Around 4,700 people still die from tuberculosis every day, the World Health Organization said Thursday in its annual report on the disease. And while death rates are leveling off, multiple drug-resistant TB strains remain a huge threat.
The WHO noted in the report that all of the 1.7 million tuberculosis deaths that occur around the world each year are preventable, because the infection is treatable with six months on antibiotics, if caught early enough.
But the disease is still a major scourge in Asia and Africa, where many residents don't receive proper treatment.
India carries the highest burden of TB, with 2 million new cases diagnosed in 2009. It's estimated that as many as half of India's population is carrying the contagious airborne bacteria that cause TB.
China also carries a huge TB burden, with 1.3 million cases diagnosed a year, followed by South Africa with some 490,000.
The "Global Tuberculosis Control" report noted that the incidence of tuberculosis was stable or falling in 2009 in all of the 22 countries that have the highest burden of the disease, except South Africa.
Still, the global death rate has declined by 35 per cent since 1990, with six million lives being saved a year compared to 1995, according to the report.
However, the director of the WHO's Stop TB unit, Mario Raviglione, warned that despite improvements in the quality of TB care since 1995, the progress is fragile.
"At this pace it will take millennia to get rid of TB," he told journalists.

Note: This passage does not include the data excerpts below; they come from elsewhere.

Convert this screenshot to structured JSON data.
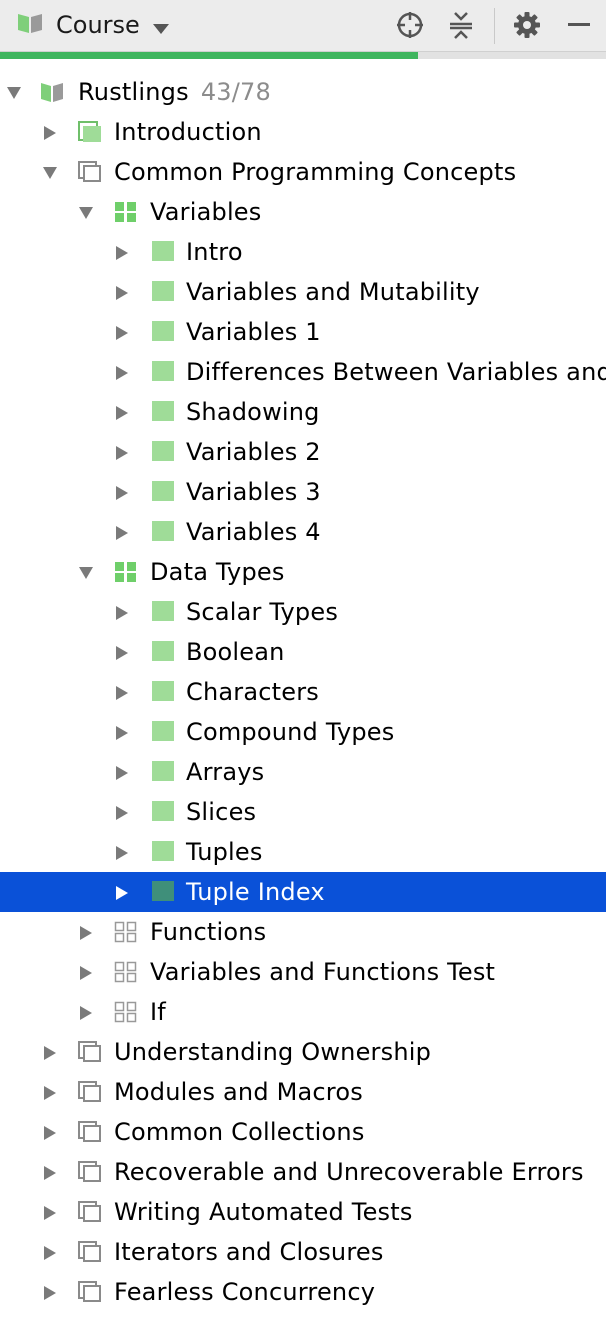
{
  "toolbar": {
    "course_label": "Course",
    "course_icon": "book-icon",
    "buttons": [
      "locate-icon",
      "collapse-all-icon",
      "gear-icon",
      "minimize-icon"
    ]
  },
  "progress": {
    "fraction": 0.69,
    "color": "#3fb55e"
  },
  "colors": {
    "selection": "#0a51d8",
    "solved_green": "#9fdc98",
    "unsolved_gray": "#8a8a8a"
  },
  "tree": [
    {
      "label": "Rustlings",
      "count": "43/78",
      "level": 0,
      "expanded": true,
      "icon": "course-book-icon"
    },
    {
      "label": "Introduction",
      "level": 1,
      "expanded": false,
      "icon": "section-solved-icon"
    },
    {
      "label": "Common Programming Concepts",
      "level": 1,
      "expanded": true,
      "icon": "section-icon"
    },
    {
      "label": "Variables",
      "level": 2,
      "expanded": true,
      "icon": "lesson-solved-icon"
    },
    {
      "label": "Intro",
      "level": 3,
      "expanded": false,
      "icon": "task-solved-icon"
    },
    {
      "label": "Variables and Mutability",
      "level": 3,
      "expanded": false,
      "icon": "task-solved-icon"
    },
    {
      "label": "Variables 1",
      "level": 3,
      "expanded": false,
      "icon": "task-solved-icon"
    },
    {
      "label": "Differences Between Variables and",
      "level": 3,
      "expanded": false,
      "icon": "task-solved-icon"
    },
    {
      "label": "Shadowing",
      "level": 3,
      "expanded": false,
      "icon": "task-solved-icon"
    },
    {
      "label": "Variables 2",
      "level": 3,
      "expanded": false,
      "icon": "task-solved-icon"
    },
    {
      "label": "Variables 3",
      "level": 3,
      "expanded": false,
      "icon": "task-solved-icon"
    },
    {
      "label": "Variables 4",
      "level": 3,
      "expanded": false,
      "icon": "task-solved-icon"
    },
    {
      "label": "Data Types",
      "level": 2,
      "expanded": true,
      "icon": "lesson-solved-icon"
    },
    {
      "label": "Scalar Types",
      "level": 3,
      "expanded": false,
      "icon": "task-solved-icon"
    },
    {
      "label": "Boolean",
      "level": 3,
      "expanded": false,
      "icon": "task-solved-icon"
    },
    {
      "label": "Characters",
      "level": 3,
      "expanded": false,
      "icon": "task-solved-icon"
    },
    {
      "label": "Compound Types",
      "level": 3,
      "expanded": false,
      "icon": "task-solved-icon"
    },
    {
      "label": "Arrays",
      "level": 3,
      "expanded": false,
      "icon": "task-solved-icon"
    },
    {
      "label": "Slices",
      "level": 3,
      "expanded": false,
      "icon": "task-solved-icon"
    },
    {
      "label": "Tuples",
      "level": 3,
      "expanded": false,
      "icon": "task-solved-icon"
    },
    {
      "label": "Tuple Index",
      "level": 3,
      "expanded": false,
      "icon": "task-solved-icon",
      "selected": true
    },
    {
      "label": "Functions",
      "level": 2,
      "expanded": false,
      "icon": "lesson-icon"
    },
    {
      "label": "Variables and Functions Test",
      "level": 2,
      "expanded": false,
      "icon": "lesson-icon"
    },
    {
      "label": "If",
      "level": 2,
      "expanded": false,
      "icon": "lesson-icon"
    },
    {
      "label": "Understanding Ownership",
      "level": 1,
      "expanded": false,
      "icon": "section-icon"
    },
    {
      "label": "Modules and Macros",
      "level": 1,
      "expanded": false,
      "icon": "section-icon"
    },
    {
      "label": "Common Collections",
      "level": 1,
      "expanded": false,
      "icon": "section-icon"
    },
    {
      "label": "Recoverable and Unrecoverable Errors",
      "level": 1,
      "expanded": false,
      "icon": "section-icon"
    },
    {
      "label": "Writing Automated Tests",
      "level": 1,
      "expanded": false,
      "icon": "section-icon"
    },
    {
      "label": "Iterators and Closures",
      "level": 1,
      "expanded": false,
      "icon": "section-icon"
    },
    {
      "label": "Fearless Concurrency",
      "level": 1,
      "expanded": false,
      "icon": "section-icon"
    }
  ]
}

Raviglione noted that "India is the country that has seen the most spectacular increase in doing the rights things in TB control." He noted that there's been a big shift from sparse detection and treatment 10 years ago to nationwide coverage today.
The biggest TB challenge now is posed by multiple drug-resistant strains called MDR-TB. These cases have emerged because patients do not always take the expensive first-line drugs as directed.
MDR-TB infected an estimated 440,000 people in 2008 and is thought to be most widespread in China, India and Russia. But the scope of the problem is difficult to grasp, since it's thought that only a fraction of cases are reported to WHO.
MDR-TB patients need a complex treatment regimen that lasts from 18 months to 24 months, often with hospitalization. The report estimates that only 10,000 MDR-TB patients receive this correct treatment because patients in many countries aren't properly tested for drug resistance.